If a function is jointly concave over $x_0,x_1,\cdots x_T$ then is it concave over $x_1,x_2 \cdots x_T$?

Question

I have a function $f(x)$ defined as follows $$f(x)=f_1(x_0,x_1)+f_2(x_0,x_2)+\cdots f_T(x_0,x_T)$$ each of the individual function $f_i(x_0,x_i)$ is non-negative and jointly concave over $(x_0,x_i)$ therefore the summation is also concave. If I fix $x_0=c$ then the new function becomes $$f_c(x)=f_1(c,x_1)+f_2(c,x_2)+\cdots f_T(c,x_T)$$ My question is as follows. Is $f_c(x)$ a concave function of $x_1,x_2 \cdots x_T$? Any help in this regard will be much appreciated.
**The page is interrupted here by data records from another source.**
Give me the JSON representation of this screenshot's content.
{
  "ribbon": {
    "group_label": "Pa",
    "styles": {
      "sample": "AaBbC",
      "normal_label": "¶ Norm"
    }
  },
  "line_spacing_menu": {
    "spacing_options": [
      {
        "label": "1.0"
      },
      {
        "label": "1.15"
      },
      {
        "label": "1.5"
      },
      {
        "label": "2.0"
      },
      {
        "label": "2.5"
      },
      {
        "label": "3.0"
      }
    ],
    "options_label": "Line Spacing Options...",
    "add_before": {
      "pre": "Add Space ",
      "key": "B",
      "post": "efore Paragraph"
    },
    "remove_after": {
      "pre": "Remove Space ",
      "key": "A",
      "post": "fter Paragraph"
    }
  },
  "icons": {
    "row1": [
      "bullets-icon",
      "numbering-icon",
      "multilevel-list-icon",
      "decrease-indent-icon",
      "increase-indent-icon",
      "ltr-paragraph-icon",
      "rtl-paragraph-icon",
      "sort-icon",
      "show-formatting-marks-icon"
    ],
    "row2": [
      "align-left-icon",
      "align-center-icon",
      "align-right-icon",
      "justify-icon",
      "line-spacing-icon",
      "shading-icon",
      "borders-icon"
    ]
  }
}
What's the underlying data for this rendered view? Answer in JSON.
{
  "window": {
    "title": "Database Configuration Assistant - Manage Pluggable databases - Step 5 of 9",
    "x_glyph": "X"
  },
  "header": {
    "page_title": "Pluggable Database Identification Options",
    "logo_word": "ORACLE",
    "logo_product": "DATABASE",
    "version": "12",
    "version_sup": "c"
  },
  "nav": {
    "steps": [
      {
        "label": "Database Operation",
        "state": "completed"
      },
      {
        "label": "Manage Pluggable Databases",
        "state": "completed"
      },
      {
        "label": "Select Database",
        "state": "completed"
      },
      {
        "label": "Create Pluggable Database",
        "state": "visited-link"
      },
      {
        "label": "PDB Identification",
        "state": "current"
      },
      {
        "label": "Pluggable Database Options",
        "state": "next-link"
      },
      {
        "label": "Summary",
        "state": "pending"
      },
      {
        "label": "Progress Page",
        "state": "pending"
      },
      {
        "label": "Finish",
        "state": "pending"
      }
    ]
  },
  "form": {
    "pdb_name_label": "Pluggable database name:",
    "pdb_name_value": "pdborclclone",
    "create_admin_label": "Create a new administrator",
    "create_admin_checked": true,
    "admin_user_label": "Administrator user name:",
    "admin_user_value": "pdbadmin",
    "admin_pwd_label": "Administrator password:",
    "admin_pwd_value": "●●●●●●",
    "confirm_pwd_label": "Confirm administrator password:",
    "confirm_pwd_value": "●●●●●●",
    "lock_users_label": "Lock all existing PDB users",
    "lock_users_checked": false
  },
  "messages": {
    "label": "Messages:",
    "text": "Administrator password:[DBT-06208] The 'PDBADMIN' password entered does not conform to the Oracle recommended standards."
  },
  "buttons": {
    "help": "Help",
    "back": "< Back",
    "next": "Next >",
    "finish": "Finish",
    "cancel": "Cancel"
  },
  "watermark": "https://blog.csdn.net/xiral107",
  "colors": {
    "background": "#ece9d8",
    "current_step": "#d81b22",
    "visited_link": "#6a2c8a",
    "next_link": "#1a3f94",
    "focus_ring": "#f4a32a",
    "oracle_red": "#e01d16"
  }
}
Thanks in advance.

Answer 1

\begin{align} f_c(\lambda x + (1-\lambda) y)&=\sum_{i=1}^Tf_i(\lambda c+(1-\lambda)c, \lambda x_i + (1-\lambda) y_i)\\ &\geq \sum_{i=1}^T [\lambda f_i(c,x_i)+(1-\lambda)f_i(c,y_i)] \\&=\lambda f_c(c,x) + (1-\lambda)f_c(c,y) \end{align}